What did @jasonposton actually say?
Jason Poston describes a compounded oral pill that combines BPC-157 and KPV, pitching it as an upgrade from injectable BPC-157. He calls KPV "the newest anti-inflammatory peptide" and lists a range of conditions it supposedly helps, including eczema, acne, ulcerative colitis, and general wound healing. His core pitch: "you get two bang for your buck" with one capsule.
He frames both compounds as established healing tools, implies oral BPC-157 works comparably to injectable, and positions the combination as a straightforward clinical win. None of those assumptions are as clean as he makes them sound.
Does the science back this up?
Partly, but the jump from lab research to clinical product is bigger than Poston acknowledges. The science on KPV and BPC-157 individually is real but thin in humans, and oral bioavailability of either compound is an open question that he skips entirely.

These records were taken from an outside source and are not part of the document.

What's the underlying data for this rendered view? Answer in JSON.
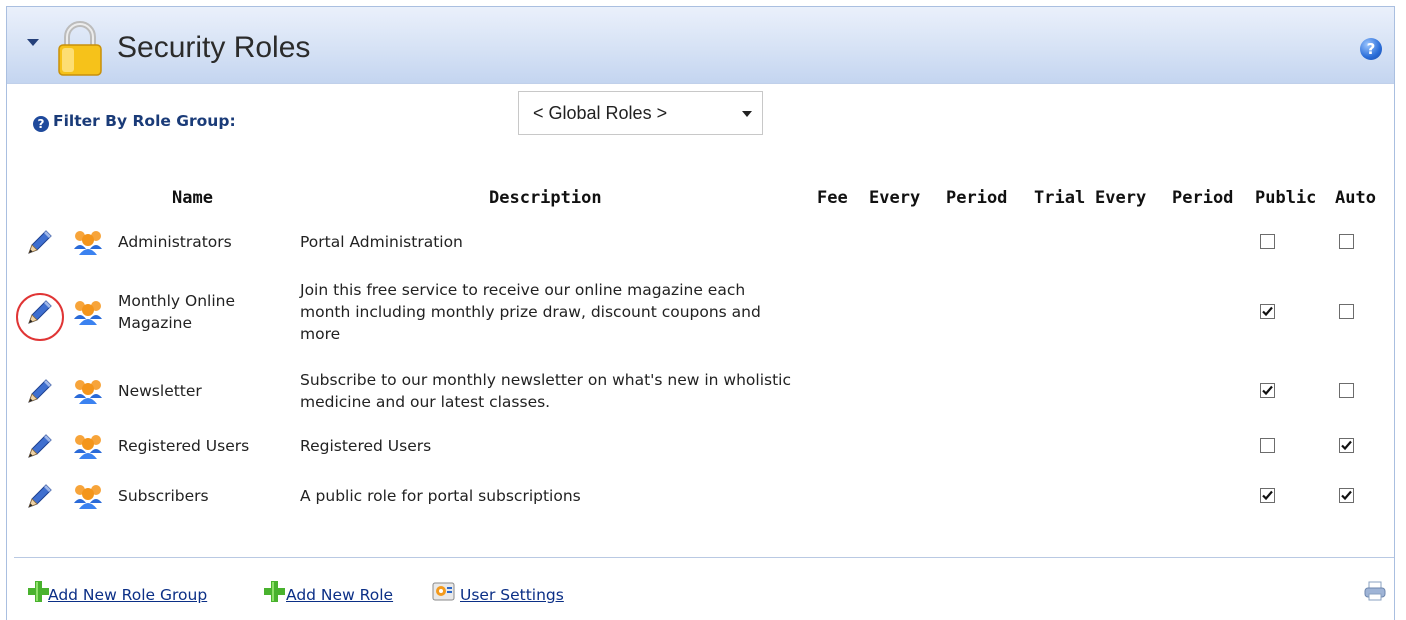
{
  "header": {
    "title": "Security Roles"
  },
  "filter": {
    "label": "Filter By Role Group:",
    "selected": "< Global Roles >"
  },
  "table": {
    "columns": [
      "Name",
      "Description",
      "Fee",
      "Every",
      "Period",
      "Trial",
      "Every",
      "Period",
      "Public",
      "Auto"
    ],
    "rows": [
      {
        "name": "Administrators",
        "description": "Portal Administration",
        "public": false,
        "auto": false
      },
      {
        "name": "Monthly Online Magazine",
        "description": "Join this free service to receive our online magazine each month including monthly prize draw, discount coupons and more",
        "public": true,
        "auto": false
      },
      {
        "name": "Newsletter",
        "description": "Subscribe to our monthly newsletter on what's new in wholistic medicine and our latest classes.",
        "public": true,
        "auto": false
      },
      {
        "name": "Registered Users",
        "description": "Registered Users",
        "public": false,
        "auto": true
      },
      {
        "name": "Subscribers",
        "description": "A public role for portal subscriptions",
        "public": true,
        "auto": true
      }
    ]
  },
  "footer": {
    "add_role_group": "Add New Role Group",
    "add_role": "Add New Role",
    "user_settings": "User Settings"
  },
  "icons": {
    "collapse": "triangle-down-icon",
    "lock": "padlock-icon",
    "help": "help-icon",
    "edit": "pencil-icon",
    "group": "users-group-icon",
    "add": "green-plus-icon",
    "settings": "user-settings-icon",
    "print": "print-icon"
  },
  "colors": {
    "header_gradient_top": "#eaf0fb",
    "header_gradient_bottom": "#c4d5f0",
    "link": "#0b2f86",
    "label": "#1a3b78",
    "highlight_circle": "#e03535"
  }
}
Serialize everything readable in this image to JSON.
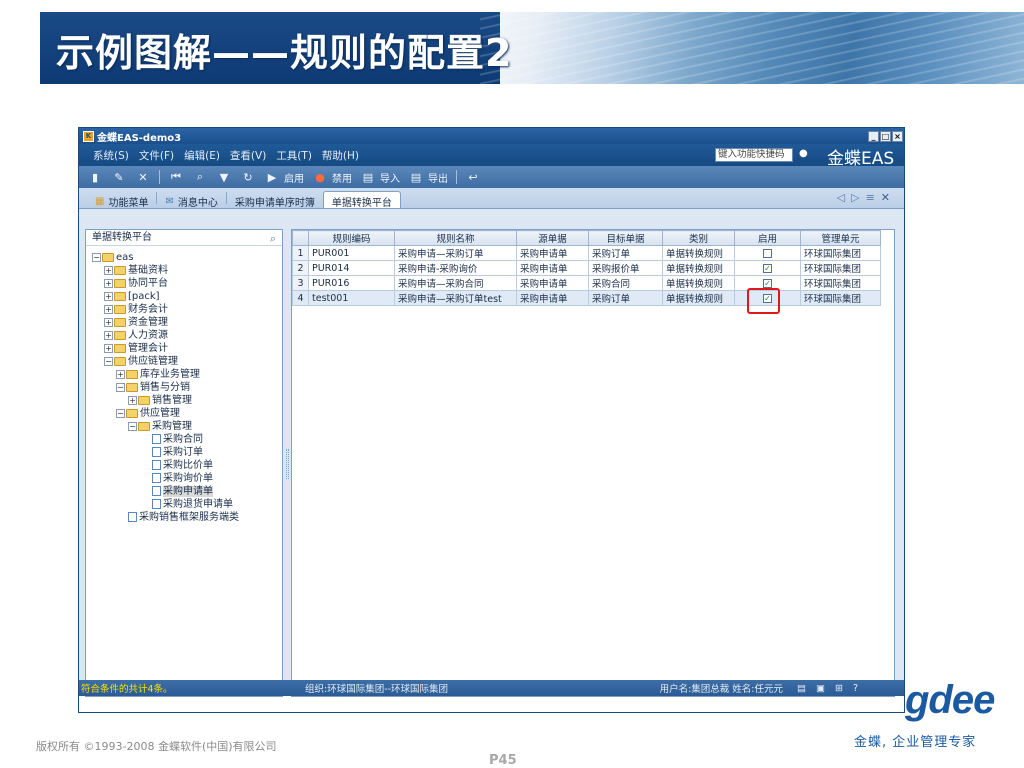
{
  "slide": {
    "title": "示例图解——规则的配置2",
    "copyright": "版权所有 ©1993-2008 金蝶软件(中国)有限公司",
    "page": "P45",
    "logo_text": "gdee",
    "slogan": "金蝶, 企业管理专家"
  },
  "window": {
    "title": "金蝶EAS-demo3",
    "brand": "金蝶EAS",
    "quick_search": "键入功能快捷码",
    "menus": [
      "系统(S)",
      "文件(F)",
      "编辑(E)",
      "查看(V)",
      "工具(T)",
      "帮助(H)"
    ],
    "toolbar": {
      "enable": "启用",
      "disable": "禁用",
      "import": "导入",
      "export": "导出"
    },
    "tabs": [
      "功能菜单",
      "消息中心",
      "采购申请单序时簿",
      "单据转换平台"
    ]
  },
  "tree": {
    "header": "单据转换平台",
    "nodes": [
      {
        "label": "eas"
      },
      {
        "label": "基础资料"
      },
      {
        "label": "协同平台"
      },
      {
        "label": "[pack]"
      },
      {
        "label": "财务会计"
      },
      {
        "label": "资金管理"
      },
      {
        "label": "人力资源"
      },
      {
        "label": "管理会计"
      },
      {
        "label": "供应链管理"
      },
      {
        "label": "库存业务管理"
      },
      {
        "label": "销售与分销"
      },
      {
        "label": "销售管理"
      },
      {
        "label": "供应管理"
      },
      {
        "label": "采购管理"
      },
      {
        "label": "采购合同"
      },
      {
        "label": "采购订单"
      },
      {
        "label": "采购比价单"
      },
      {
        "label": "采购询价单"
      },
      {
        "label": "采购申请单"
      },
      {
        "label": "采购退货申请单"
      },
      {
        "label": "采购销售框架服务端类"
      }
    ]
  },
  "grid": {
    "columns": [
      "规则编码",
      "规则名称",
      "源单据",
      "目标单据",
      "类别",
      "启用",
      "管理单元"
    ],
    "rows": [
      {
        "no": "1",
        "code": "PUR001",
        "name": "采购申请—采购订单",
        "source": "采购申请单",
        "target": "采购订单",
        "category": "单据转换规则",
        "enabled": false,
        "unit": "环球国际集团"
      },
      {
        "no": "2",
        "code": "PUR014",
        "name": "采购申请-采购询价",
        "source": "采购申请单",
        "target": "采购报价单",
        "category": "单据转换规则",
        "enabled": true,
        "unit": "环球国际集团"
      },
      {
        "no": "3",
        "code": "PUR016",
        "name": "采购申请—采购合同",
        "source": "采购申请单",
        "target": "采购合同",
        "category": "单据转换规则",
        "enabled": true,
        "unit": "环球国际集团"
      },
      {
        "no": "4",
        "code": "test001",
        "name": "采购申请—采购订单test",
        "source": "采购申请单",
        "target": "采购订单",
        "category": "单据转换规则",
        "enabled": true,
        "unit": "环球国际集团"
      }
    ]
  },
  "status": {
    "count": "符合条件的共计4条。",
    "org": "组织:环球国际集团--环球国际集团",
    "user": "用户名:集团总裁 姓名:任元元"
  }
}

BPC-157 (Body Protection Compound 157) has a legitimate preclinical base. Animal studies, including work by Sikiric et al. published repeatedly in Current Pharmaceutical Design through the 2010s and 2020s, show anti-inflammatory and tissue-repair effects across gut, tendon, and muscle models. Those results are interesting. They are not, however, human clinical trials, and the FDA has flagged BPC-157 as lacking sufficient evidence for compounding under 503B standards.

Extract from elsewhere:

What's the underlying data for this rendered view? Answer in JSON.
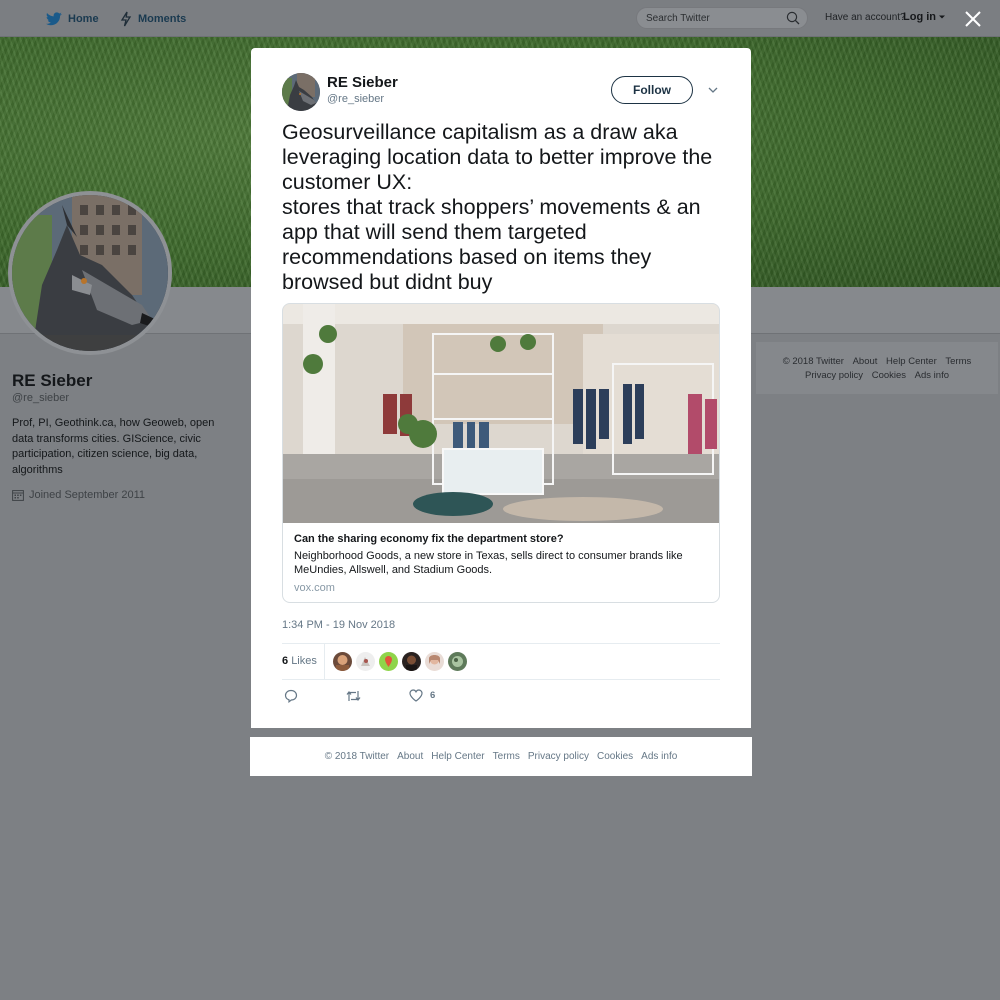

KPV is a tripeptide fragment of alpha-MSH (alpha-melanocyte-stimulating hormone). Research by Dalmasso et al. (2008, Journal of Proteome Research) and Kannengiesser et al. (2008, Peptides) showed anti-inflammatory effects in colitis models and intestinal epithelial cells. Again, these are cell and animal studies. Calling KPV "the newest anti-inflammatory peptide" is loose language. It has been studied since at least the early 2000s.
What did they get wrong (or right)?
Poston gets credit for accurately describing BPC-157's general reputation as a wound-healing and anti-inflammatory compound. That framing is consistent with the preclinical literature. He also correctly identifies KPV's studied areas, including inflammatory bowel disease and skin conditions. Those are real research targets.
Where he goes wrong is significant. Saying BPC-157 is now available "in pill form" as though oral and injectable versions are equivalent is misleading. BPC-157 is a peptide. Peptides are broken down in the GI tract. The oral bioavailability question has not been resolved in peer-reviewed human pharmacokinetic data. Some compounders add protective coatings or use enteric capsules, but Poston makes no mention of this complexity.
He also implies these compounds treat conditions like ulcerative colitis and eczema in a clinical sense. That overstates the evidence. Stating KPV "has been used in the treatment of ulcerative colitis" without clarifying that this is based on animal and in vitro data, not approved human treatment protocols, is the kind of claim that misleads patients into expecting outcomes the research does not yet support.
What should you actually know?
If you are considering a compounded KPV and BPC-157 oral product, here is the honest picture. Both compounds have legitimate scientific interest. Neither is FDA-approved for any indication. Compounded peptides exist in a regulatory gray zone, and the quality, purity, and dosing consistency of compounded products vary significantly depending on the pharmacy.
Oral delivery of peptides is genuinely challenging. Without published pharmacokinetic data showing how much of either compound reaches systemic circulation after oral dosing in humans, any efficacy claim for the oral form is speculative. This does not mean the product is useless. It means the evidence threshold Poston implies has been cleared has not actually been cleared.
- BPC-157 was placed on the FDA's list of bulk drug substances that cannot be used in compounding without further review in 2023, which is a regulatory fact worth knowing before purchasing.
- KPV's anti-inflammatory mechanisms are biologically plausible and backed by cell and animal studies, but no completed human clinical trials exist as of early 2025.
- "Compounded" does not mean "equivalent to studied forms." Ask any prescriber what delivery method was used in the underlying research before assuming the pill form performs the same way.
Bottom line: is this worth your attention?
The underlying science on both peptides is worth following. The clinical claims in this video outrun the evidence. If a provider is prescribing this combination for you, ask them directly what human data informs the dosing and delivery method. If they cannot answer that, you have your answer about how seriously the evidence is being applied.